Un bébé, trois parents biologiques

Une maman, c’est bien. Deux, est-ce mieux ? C’est la question qui se pose depuis que le magazine New Scientist a révélé hier l’existence d’un garçon de 5 mois à l’arbre généalogique peu banal : il a trois parents biologiques. Sa conception représente un exploit scientifique, mais soulève une myriade de questions éthiques. Explications.

UN COUPLE EN DEUIL

Le couple, des Jordaniens, voulait fonder une famille. Après quatre fausses couches, une fille est née. Malheureusement, elle était atteinte du syndrome de Leigh, une maladie rare qui perturbe le développement du système nerveux. La petite est morte à l’âge de 6 ans. Un deuxième enfant atteint du même trouble n’a vécu que 8 mois. Le problème venait de la mère : ses mitochondries, les centrales énergétiques des cellules, contenaient de l’ADN défectueux qui se transmettait aux enfants. Le couple était anéanti.

CORRIGER L’ADN

Puis les Jordaniens se sont tournés vers le docteur John Zhang, du bien nommé centre de fertilité New Hope, à New York. Il leur a proposé une solution encore jamais tentée : fabriquer un bébé en corrigeant l’ADN de la mère avec celui… d’une autre mère. Pour ça, le DZhang a pris deux ovules : l’un provenant de la mère, l’autre d’une donneuse. Il a retiré les noyaux de chaque ovule. Puis il a transféré le noyau de l’ovule de la « vraie » maman dans celui de la donneuse. Le résultat est un ovule qui contient le matériel génétique de la mère, mais avec les mitochondries saines de la donneuse. L’équipe du DZhang a ensuite fécondé cet ovule hybride avec les spermatozoïdes du père. Cinq embryons ont ainsi été créés, dont un qui s’est développé normalement. Neuf mois plus tard naissait un petit garçon, dont le nom n’a pas été dévoilé. Il a aujourd’hui 5 mois et semble en parfaite santé. C’est le New Scientist qui a révélé hier l’étonnante histoire. Quelques dizaines de bébés à trois parents avaient été créés dans les années 90, mais avec des techniques différentes.

ÉVITER LA LOI

L’idée de mélanger l’ADN de trois parents a permis à la famille jordanienne de réaliser son rêve d’avoir un enfant en santé, mais elle soulève toute une série d’enjeux éthiques. « Ce cas est troublant pour plusieurs raisons », estime Marie-Hélène Parizeau, professeure de bioéthique à l’Université Laval. Il faut d’abord savoir qu’une telle manipulation aurait été illégale aux États-Unis, tout comme au Canada. Le DZhang, qui pratique à New York, l’a donc faite au Mexique, où « il n’y a pas de règles », a-t-il expliqué au New Scientist. « En l’absence de convention internationale, de plus en plus de scientifiques vont faire leurs recherches dans des pays comme l’Inde, la Chine ou le Mexique, où les lois sont plus laxistes. Pour ces pays, ce sont des niches économiques. C’est l’un des grands enjeux éthiques actuels », dit la professeure Parizeau, qui dénonce cette tendance à « court-circuiter » les réglementations nationales. L’an dernier, la Grande-Bretagne a été le premier pays occidental à autoriser la conception d’enfants à trois parents dans les cas où la mère risque de transmettre des maladies génétiques graves à ses enfants par ses mitochondries.

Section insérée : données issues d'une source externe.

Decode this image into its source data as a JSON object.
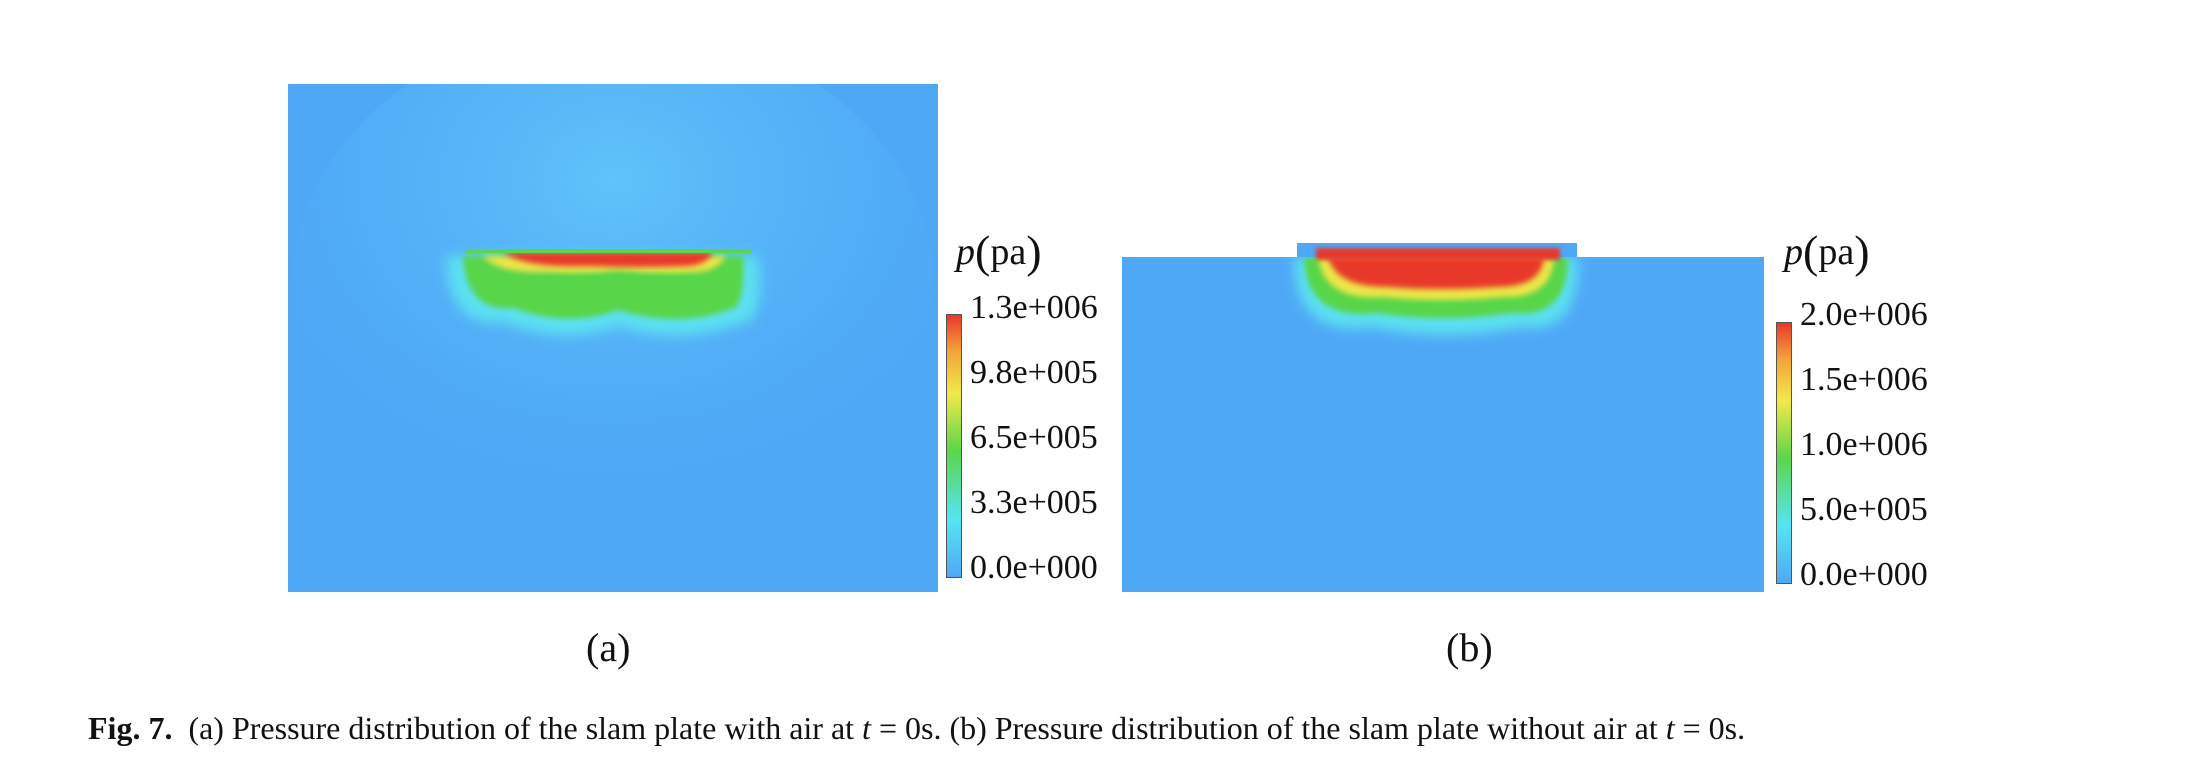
{
  "panels": [
    {
      "legend_symbol": "p",
      "legend_unit": "pa",
      "colorbar_ticks": [
        "1.3e+006",
        "9.8e+005",
        "6.5e+005",
        "3.3e+005",
        "0.0e+000"
      ],
      "sublabel": "(a)"
    },
    {
      "legend_symbol": "p",
      "legend_unit": "pa",
      "colorbar_ticks": [
        "2.0e+006",
        "1.5e+006",
        "1.0e+006",
        "5.0e+005",
        "0.0e+000"
      ],
      "sublabel": "(b)"
    }
  ],
  "caption": {
    "label": "Fig. 7.",
    "text_1": "(a) Pressure distribution of the slam plate with air at ",
    "var_1": "t",
    "text_2": " = 0s. (b) Pressure distribution of the slam plate without air at ",
    "var_2": "t",
    "text_3": " = 0s."
  },
  "colors": {
    "background_fluid": "#4fa8f6",
    "high": "#e8382a",
    "mid_high": "#f1e94a",
    "mid": "#5bd64a",
    "low": "#56e4f4",
    "lowest": "#4fa8f6"
  }
}
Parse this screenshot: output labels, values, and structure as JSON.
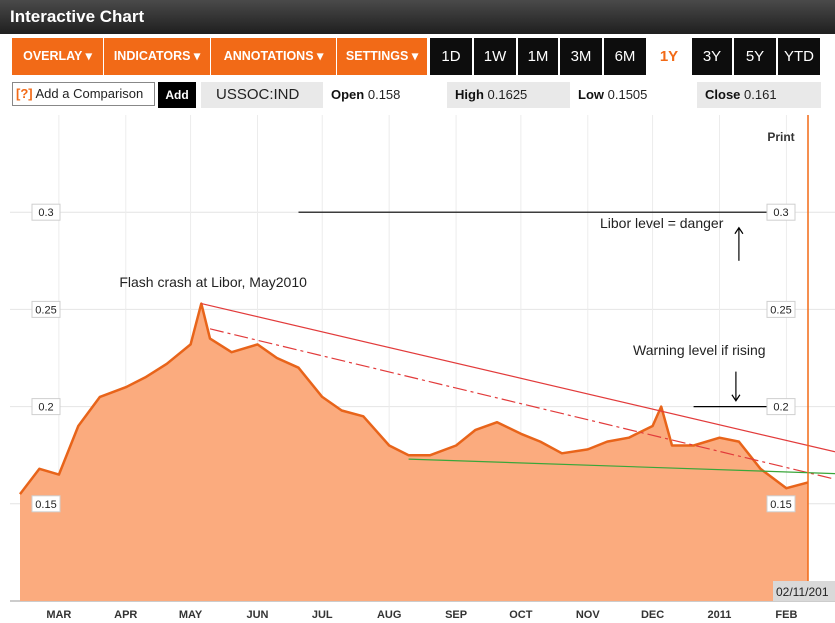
{
  "window": {
    "title": "Interactive Chart"
  },
  "toolbar": {
    "menus": [
      "OVERLAY ▾",
      "INDICATORS ▾",
      "ANNOTATIONS ▾",
      "SETTINGS ▾"
    ],
    "ranges": [
      "1D",
      "1W",
      "1M",
      "3M",
      "6M",
      "1Y",
      "3Y",
      "5Y",
      "YTD"
    ],
    "active_range": "1Y"
  },
  "comparison": {
    "placeholder": "Add a Comparison",
    "help": "[?]",
    "add_label": "Add"
  },
  "quote": {
    "symbol": "USSOC:IND",
    "open_label": "Open",
    "open": "0.158",
    "high_label": "High",
    "high": "0.1625",
    "low_label": "Low",
    "low": "0.1505",
    "close_label": "Close",
    "close": "0.161"
  },
  "print_label": "Print",
  "date_badge": "02/11/201",
  "colors": {
    "accent": "#f26a17",
    "area_fill": "#fbab7e",
    "area_line": "#e8641a",
    "trend_red": "#e23b3b",
    "trend_green": "#3aa63a"
  },
  "chart_data": {
    "type": "area",
    "title": "",
    "xlabel": "",
    "ylabel": "",
    "ylim": [
      0.1,
      0.35
    ],
    "yticks": [
      "0.3",
      "0.25",
      "0.2",
      "0.15"
    ],
    "x_ticks": [
      "MAR",
      "APR",
      "MAY",
      "JUN",
      "JUL",
      "AUG",
      "SEP",
      "OCT",
      "NOV",
      "DEC",
      "2011",
      "FEB"
    ],
    "x": [
      "2010-02-11",
      "2010-02-20",
      "2010-03-01",
      "2010-03-10",
      "2010-03-20",
      "2010-04-01",
      "2010-04-10",
      "2010-04-20",
      "2010-05-01",
      "2010-05-06",
      "2010-05-10",
      "2010-05-20",
      "2010-06-01",
      "2010-06-10",
      "2010-06-20",
      "2010-07-01",
      "2010-07-10",
      "2010-07-20",
      "2010-08-01",
      "2010-08-10",
      "2010-08-20",
      "2010-09-01",
      "2010-09-10",
      "2010-09-20",
      "2010-10-01",
      "2010-10-10",
      "2010-10-20",
      "2010-11-01",
      "2010-11-10",
      "2010-11-20",
      "2010-12-01",
      "2010-12-05",
      "2010-12-10",
      "2010-12-20",
      "2011-01-01",
      "2011-01-10",
      "2011-01-20",
      "2011-02-01",
      "2011-02-11"
    ],
    "series": [
      {
        "values": [
          0.155,
          0.168,
          0.165,
          0.19,
          0.205,
          0.21,
          0.215,
          0.222,
          0.232,
          0.253,
          0.235,
          0.228,
          0.232,
          0.225,
          0.22,
          0.205,
          0.198,
          0.195,
          0.18,
          0.175,
          0.175,
          0.18,
          0.188,
          0.192,
          0.186,
          0.182,
          0.176,
          0.178,
          0.182,
          0.184,
          0.19,
          0.2,
          0.18,
          0.18,
          0.184,
          0.182,
          0.168,
          0.158,
          0.161
        ]
      }
    ],
    "trendlines": [
      {
        "style": "solid",
        "color": "red",
        "from": [
          "2010-05-06",
          0.253
        ],
        "to": [
          "2011-02-11",
          0.18
        ]
      },
      {
        "style": "dash-dot",
        "color": "red",
        "from": [
          "2010-05-10",
          0.24
        ],
        "to": [
          "2011-02-11",
          0.166
        ]
      },
      {
        "style": "solid",
        "color": "green",
        "from": [
          "2010-08-10",
          0.173
        ],
        "to": [
          "2011-02-11",
          0.166
        ]
      },
      {
        "style": "solid",
        "color": "black",
        "from": [
          "2010-06-20",
          0.3
        ],
        "to": [
          "2011-02-05",
          0.3
        ]
      },
      {
        "style": "solid",
        "color": "black",
        "from": [
          "2010-12-20",
          0.2
        ],
        "to": [
          "2011-02-05",
          0.2
        ]
      }
    ],
    "annotations": [
      {
        "text": "Flash crash at Libor, May2010",
        "x": "2010-05-06",
        "y": 0.268
      },
      {
        "text": "Libor level = danger",
        "x": "2010-12-05",
        "y": 0.29
      },
      {
        "text": "Warning level if rising",
        "x": "2010-12-05",
        "y": 0.227
      }
    ]
  }
}
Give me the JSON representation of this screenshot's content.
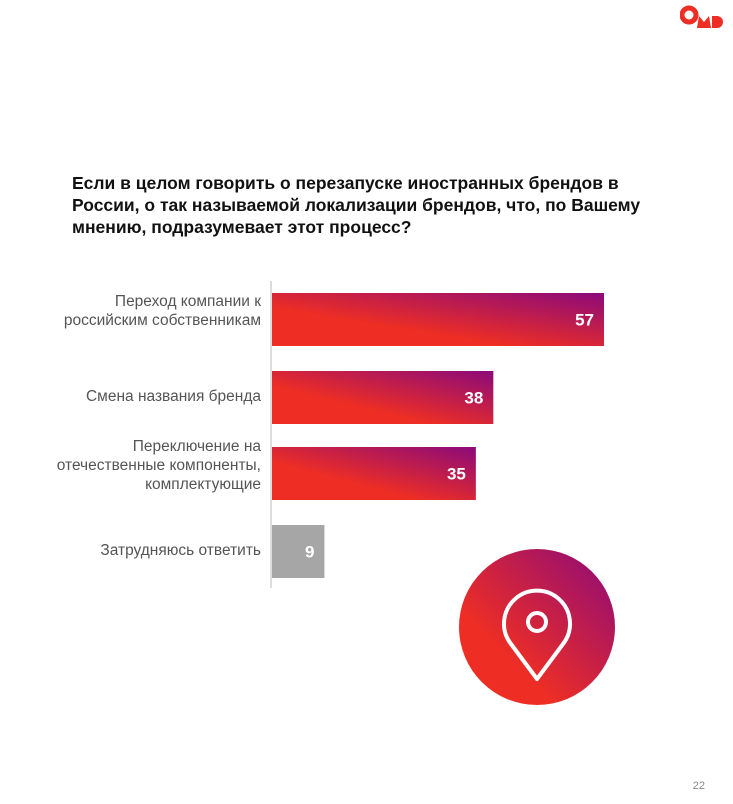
{
  "logo": {
    "text": "OMD",
    "color": "#ee2e24"
  },
  "title": "Если в целом говорить о перезапуске иностранных брендов в России, о так называемой локализации брендов, что, по Вашему мнению, подразумевает этот процесс?",
  "chart_data": {
    "type": "bar",
    "orientation": "horizontal",
    "categories": [
      "Переход компании к российским собственникам",
      "Смена названия бренда",
      "Переключение на отечественные компоненты, комплектующие",
      "Затрудняюсь ответить"
    ],
    "values": [
      57,
      38,
      35,
      9
    ],
    "labels": [
      "57",
      "38",
      "35",
      "9"
    ],
    "colors": [
      "gradient",
      "gradient",
      "gradient",
      "#a6a6a6"
    ],
    "gradient": [
      "#ee2e24",
      "#8b0a7a"
    ],
    "xlim": [
      0,
      60
    ],
    "grid": false
  },
  "icon": "location-pin-icon",
  "page_number": "22"
}
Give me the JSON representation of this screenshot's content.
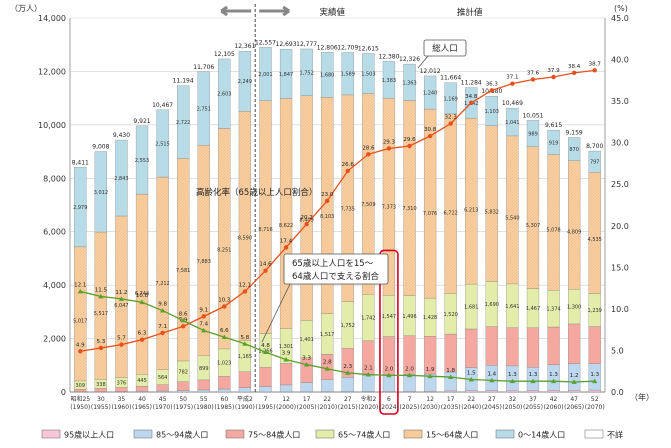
{
  "chart_data": {
    "type": "bar",
    "ylabel_left": "（万人）",
    "ylabel_right": "(%)",
    "y_left_ticks": [
      "0",
      "2,000",
      "4,000",
      "6,000",
      "8,000",
      "10,000",
      "12,000",
      "14,000"
    ],
    "y_right_ticks": [
      "0.0",
      "5.0",
      "10.0",
      "15.0",
      "20.0",
      "25.0",
      "30.0",
      "35.0",
      "40.0",
      "45.0"
    ],
    "ylim_left": [
      0,
      14000
    ],
    "ylim_right": [
      0,
      45
    ],
    "header_actual": "実績値",
    "header_projected": "推計値",
    "annotation_total": "総人口",
    "annotation_aging": "高齢化率（65歳以上人口割合）",
    "annotation_support_1": "65歳以上人口を15～",
    "annotation_support_2": "64歳人口で支える割合",
    "year_unit": "（年）",
    "x_era": [
      "昭和25",
      "30",
      "35",
      "40",
      "45",
      "50",
      "55",
      "60",
      "平成2",
      "7",
      "12",
      "17",
      "22",
      "27",
      "令和2",
      "6",
      "7",
      "12",
      "17",
      "22",
      "27",
      "32",
      "37",
      "42",
      "47",
      "52"
    ],
    "x_ad": [
      "(1950)",
      "(1955)",
      "(1960)",
      "(1965)",
      "(1970)",
      "(1975)",
      "(1980)",
      "(1985)",
      "(1990)",
      "(1995)",
      "(2000)",
      "(2005)",
      "(2010)",
      "(2015)",
      "(2020)",
      "(2024)",
      "(2025)",
      "(2030)",
      "(2035)",
      "(2040)",
      "(2045)",
      "(2050)",
      "(2055)",
      "(2060)",
      "(2065)",
      "(2070)"
    ],
    "totals": [
      "8,411",
      "9,008",
      "9,430",
      "9,921",
      "10,467",
      "11,194",
      "11,706",
      "12,105",
      "12,361",
      "12,557",
      "12,693",
      "12,777",
      "12,806",
      "12,709",
      "12,615",
      "12,380",
      "12,326",
      "12,012",
      "11,664",
      "11,284",
      "10,880",
      "10,469",
      "10,051",
      "9,615",
      "9,159",
      "8,700"
    ],
    "legend": [
      {
        "name": "95歳以上人口",
        "color": "#f7c6d8"
      },
      {
        "name": "85～94歳人口",
        "color": "#bcd7ee"
      },
      {
        "name": "75～84歳人口",
        "color": "#f5a8a0"
      },
      {
        "name": "65～74歳人口",
        "color": "#e3eca8"
      },
      {
        "name": "15～64歳人口",
        "color": "#f8cfa0"
      },
      {
        "name": "0～14歳人口",
        "color": "#b7dce8"
      },
      {
        "name": "不詳",
        "color": "#ffffff"
      }
    ],
    "series": [
      {
        "name": "95歳以上人口",
        "values": [
          0,
          0,
          0,
          0,
          0,
          0,
          0,
          0,
          1,
          2,
          4,
          7,
          10,
          14,
          18,
          24,
          26,
          33,
          40,
          48,
          54,
          63,
          66,
          70,
          66,
          73
        ]
      },
      {
        "name": "85～94歳人口",
        "values": [
          9,
          12,
          17,
          25,
          37,
          52,
          77,
          112,
          160,
          202,
          260,
          347,
          445,
          535,
          611,
          624,
          637,
          641,
          707,
          862,
          947,
          914,
          857,
          948,
          998,
          991
        ]
      },
      {
        "name": "75～84歳人口",
        "values": [
          97,
          122,
          149,
          194,
          234,
          329,
          376,
          478,
          595,
          717,
          801,
          925,
          962,
          1085,
          1289,
          1426,
          1443,
          1414,
          1422,
          1449,
          1446,
          1428,
          1480,
          1415,
          1484,
          1384
        ]
      },
      {
        "name": "65～74歳人口",
        "values": [
          309,
          338,
          376,
          445,
          564,
          782,
          899,
          1023,
          1165,
          1266,
          1301,
          1401,
          1517,
          1752,
          1742,
          1547,
          1496,
          1428,
          1520,
          1681,
          1690,
          1641,
          1467,
          1374,
          1300,
          1239
        ]
      },
      {
        "name": "15～64歳人口",
        "values": [
          5017,
          5517,
          6047,
          6744,
          7212,
          7581,
          7883,
          8251,
          8590,
          8716,
          8622,
          8409,
          8103,
          7735,
          7509,
          7373,
          7310,
          7076,
          6722,
          6213,
          5832,
          5540,
          5307,
          5078,
          4809,
          4535
        ]
      },
      {
        "name": "0～14歳人口",
        "values": [
          2979,
          3012,
          2843,
          2553,
          2515,
          2722,
          2751,
          2603,
          2249,
          2001,
          1847,
          1752,
          1680,
          1589,
          1503,
          1383,
          1363,
          1240,
          1169,
          1142,
          1103,
          1041,
          989,
          919,
          870,
          797
        ]
      }
    ],
    "seg_labels_65_74": [
      "309",
      "338",
      "376",
      "445",
      "564",
      "782",
      "899",
      "1,023",
      "1,165",
      "1,266",
      "1,301",
      "1,401",
      "1,517",
      "1,752",
      "1,742",
      "1,547",
      "1,496",
      "1,428",
      "1,520",
      "1,681",
      "1,690",
      "1,641",
      "1,467",
      "1,374",
      "1,300",
      "1,239"
    ],
    "seg_labels_15_64": [
      "5,017",
      "5,517",
      "6,047",
      "6,744",
      "7,212",
      "7,581",
      "7,883",
      "8,251",
      "8,590",
      "8,716",
      "8,622",
      "8,409",
      "8,103",
      "7,735",
      "7,509",
      "7,373",
      "7,310",
      "7,076",
      "6,722",
      "6,213",
      "5,832",
      "5,540",
      "5,307",
      "5,078",
      "4,809",
      "4,535"
    ],
    "seg_labels_0_14": [
      "2,979",
      "3,012",
      "2,843",
      "2,553",
      "2,515",
      "2,722",
      "2,751",
      "2,603",
      "2,249",
      "2,001",
      "1,847",
      "1,752",
      "1,680",
      "1,589",
      "1,503",
      "1,383",
      "1,363",
      "1,240",
      "1,169",
      "1,142",
      "1,103",
      "1,041",
      "989",
      "919",
      "870",
      "797"
    ],
    "aging_rate": {
      "name": "高齢化率（65歳以上人口割合）",
      "color": "#e8501e",
      "values": [
        4.9,
        5.3,
        5.7,
        6.3,
        7.1,
        7.9,
        9.1,
        10.3,
        12.1,
        14.6,
        17.4,
        20.2,
        23.0,
        26.6,
        28.6,
        29.3,
        29.6,
        30.8,
        32.3,
        34.8,
        36.3,
        37.1,
        37.6,
        37.9,
        38.4,
        38.7
      ],
      "labels": [
        "4.9",
        "5.3",
        "5.7",
        "6.3",
        "7.1",
        "7.9",
        "9.1",
        "10.3",
        "12.1",
        "14.6",
        "17.4",
        "20.2",
        "23.0",
        "26.6",
        "28.6",
        "29.3",
        "29.6",
        "30.8",
        "32.3",
        "34.8",
        "36.3",
        "37.1",
        "37.6",
        "37.9",
        "38.4",
        "38.7"
      ]
    },
    "support_ratio": {
      "name": "65歳以上人口を15～64歳人口で支える割合",
      "color": "#5aa02c",
      "values": [
        12.1,
        11.5,
        11.2,
        10.8,
        9.8,
        8.6,
        7.4,
        6.6,
        5.8,
        4.8,
        3.9,
        3.3,
        2.8,
        2.3,
        2.1,
        2.0,
        2.0,
        1.9,
        1.8,
        1.5,
        1.4,
        1.3,
        1.3,
        1.3,
        1.2,
        1.3
      ],
      "labels": [
        "12.1",
        "11.5",
        "11.2",
        "10.8",
        "9.8",
        "8.6",
        "7.4",
        "6.6",
        "5.8",
        "4.8",
        "3.9",
        "3.3",
        "2.8",
        "2.3",
        "2.1",
        "2.0",
        "2.0",
        "1.9",
        "1.8",
        "1.5",
        "1.4",
        "1.3",
        "1.3",
        "1.3",
        "1.2",
        "1.3"
      ]
    },
    "highlight_category": "6",
    "projection_start_category": "7"
  }
}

DES QUESTIONS SANS RÉPONSES

La naissance du petit garçon est certes réjouissante, mais Marie-Hélène Parizeau souligne qu’on en sait très peu sur sa création. « Combien le couple a-t-il payé pour avoir cet enfant ? D’où venait l’ovule de la donneuse ? Combien de tentatives ont-elles été nécessaires ? Quel poids les traitements ont-ils fait peser sur la mère ? Tout cela, on ne le sait pas », souligne-t-elle. La clinique New Hope a refusé hier de répondre aux questions de La Presse, affirmant qu’elle dévoilerait certains détails lors d’un congrès scientifique en octobre. La question la plus importante demeure cependant la santé de l’enfant. Au magazine New Scientist, le Dr Zhang a assuré que le poupon est en parfaite forme, et que ses mitochondries sont normales – moins de 1 % d’entre elles présenteraient les mutations problématiques héritées de la « vraie mère », ce qui serait beaucoup trop faible pour entraîner à des problèmes. Il reste qu’on en connaît très peu sur les effets à long terme des manipulations pratiquées et que le petit garçon devra être suivi de près. Plusieurs bébés à trois parents créés dans les années 90 grâce à une technique appelée « transfert cytoplasmique » avaient fini par connaître des troubles de développement et des problèmes cognitifs.